Research talk:Revision scoring as a service/Archived

Learn more about this page

Work log

[ refresh list ]

Archives

2014
2015

Progress report: 2015-10-17

Latest comment: 9 years ago1 comment1 person in discussion

Hello all, your weekly report.

We implemented translation template structure on meta for general interface of wikilabels and for edit quality campaign forms. This allows easier translation of the two UI pages. Furthermore it allows machine readable output for interface and edit quality campaign forms which can be quickly turned into pull requests. T115214
Chinese language compatibility was implemented which relies on CJK word tokanization. T110841 T111179
Interwiki links are now omitted from generated stop words. T109844

That was your weekly report. -- とある白い猫 ^chi? 14:34, 2 November 2015 (UTC)Reply

Progress report: 2015-10-24

Latest comment: 9 years ago1 comment1 person in discussion

Hello all, your weekly report.

Travis-ci fixed for revscoring. T116397 [1]
Testing coverage reports for revscoring. T116402 [2]
Draft implementation SigClust in Python. T113761
Features from revered edits extracted to be used in clustering. T110580
All Wikibase-related parts of pywikibot are pulled out to pywikibot/wikibase and used as a submodule.
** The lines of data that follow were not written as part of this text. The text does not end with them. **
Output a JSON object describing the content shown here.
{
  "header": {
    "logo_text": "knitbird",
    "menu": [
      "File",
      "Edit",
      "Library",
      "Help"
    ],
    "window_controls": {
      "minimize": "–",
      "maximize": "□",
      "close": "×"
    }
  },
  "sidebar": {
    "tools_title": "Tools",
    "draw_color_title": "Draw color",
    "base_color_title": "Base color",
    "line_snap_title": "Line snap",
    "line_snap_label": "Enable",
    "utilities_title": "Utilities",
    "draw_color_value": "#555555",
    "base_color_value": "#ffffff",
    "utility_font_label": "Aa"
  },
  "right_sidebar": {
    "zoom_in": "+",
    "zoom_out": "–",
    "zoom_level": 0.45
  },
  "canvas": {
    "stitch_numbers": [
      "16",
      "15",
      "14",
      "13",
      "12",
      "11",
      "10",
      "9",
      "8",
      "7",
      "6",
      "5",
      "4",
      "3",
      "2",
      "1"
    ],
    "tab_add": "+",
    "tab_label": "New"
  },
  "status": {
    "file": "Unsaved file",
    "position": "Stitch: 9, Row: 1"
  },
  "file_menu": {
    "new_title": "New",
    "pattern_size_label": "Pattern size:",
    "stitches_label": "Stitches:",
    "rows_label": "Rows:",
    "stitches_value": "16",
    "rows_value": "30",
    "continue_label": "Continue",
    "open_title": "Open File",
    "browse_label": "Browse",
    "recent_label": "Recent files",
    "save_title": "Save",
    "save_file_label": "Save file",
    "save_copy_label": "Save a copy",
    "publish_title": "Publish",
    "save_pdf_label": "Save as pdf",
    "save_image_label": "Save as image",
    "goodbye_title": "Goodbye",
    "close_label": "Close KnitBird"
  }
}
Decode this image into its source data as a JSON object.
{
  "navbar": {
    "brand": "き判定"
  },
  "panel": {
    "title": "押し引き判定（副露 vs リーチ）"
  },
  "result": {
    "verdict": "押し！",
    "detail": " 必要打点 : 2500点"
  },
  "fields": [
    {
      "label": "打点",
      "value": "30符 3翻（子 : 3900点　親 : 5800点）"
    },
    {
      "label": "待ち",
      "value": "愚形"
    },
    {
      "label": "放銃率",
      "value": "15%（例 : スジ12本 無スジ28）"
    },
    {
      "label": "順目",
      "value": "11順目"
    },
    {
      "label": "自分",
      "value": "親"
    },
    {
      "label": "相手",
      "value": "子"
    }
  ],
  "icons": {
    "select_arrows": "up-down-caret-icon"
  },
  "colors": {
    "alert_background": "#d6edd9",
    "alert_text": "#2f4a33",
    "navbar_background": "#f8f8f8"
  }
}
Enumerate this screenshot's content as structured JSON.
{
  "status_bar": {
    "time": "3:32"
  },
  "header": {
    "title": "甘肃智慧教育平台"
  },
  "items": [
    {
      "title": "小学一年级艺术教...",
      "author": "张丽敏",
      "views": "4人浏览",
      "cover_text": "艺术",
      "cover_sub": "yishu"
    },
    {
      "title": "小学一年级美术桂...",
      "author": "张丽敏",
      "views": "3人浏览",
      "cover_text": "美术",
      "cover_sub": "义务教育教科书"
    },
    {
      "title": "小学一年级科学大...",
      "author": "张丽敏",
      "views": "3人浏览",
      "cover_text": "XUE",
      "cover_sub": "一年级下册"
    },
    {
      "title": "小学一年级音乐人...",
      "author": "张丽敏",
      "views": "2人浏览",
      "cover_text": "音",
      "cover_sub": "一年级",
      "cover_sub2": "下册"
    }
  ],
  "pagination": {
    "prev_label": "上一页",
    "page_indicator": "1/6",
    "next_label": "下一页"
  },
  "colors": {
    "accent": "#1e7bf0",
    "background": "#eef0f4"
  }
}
T108440

That was your weekly report. -- とある白い猫 ^chi? 14:41, 2 November 2015 (UTC)Reply

Progress report: 2015-10-31

Latest comment: 9 years ago1 comment1 person in discussion

Hello all, your weekly report.

Features for a balanced set of reverted/not-reverted edits in Wikidata extracted. T116983
Wikidata revert detection model trained and tested. T116980
Wikidata revert model deployed to ORES just in time as a present for the Wikidata:Third Birthday. T116984
Configurable logging setup support for ORES implemented. T108421

That was your weekly report. -- とある白い猫 ^chi? 14:50, 2 November 2015 (UTC)Reply

Thread on Toxic communities from wikimedia-l

Latest comment: 9 years ago2 comments2 people in discussion

See wikimedia-l thread: "On toxic communities"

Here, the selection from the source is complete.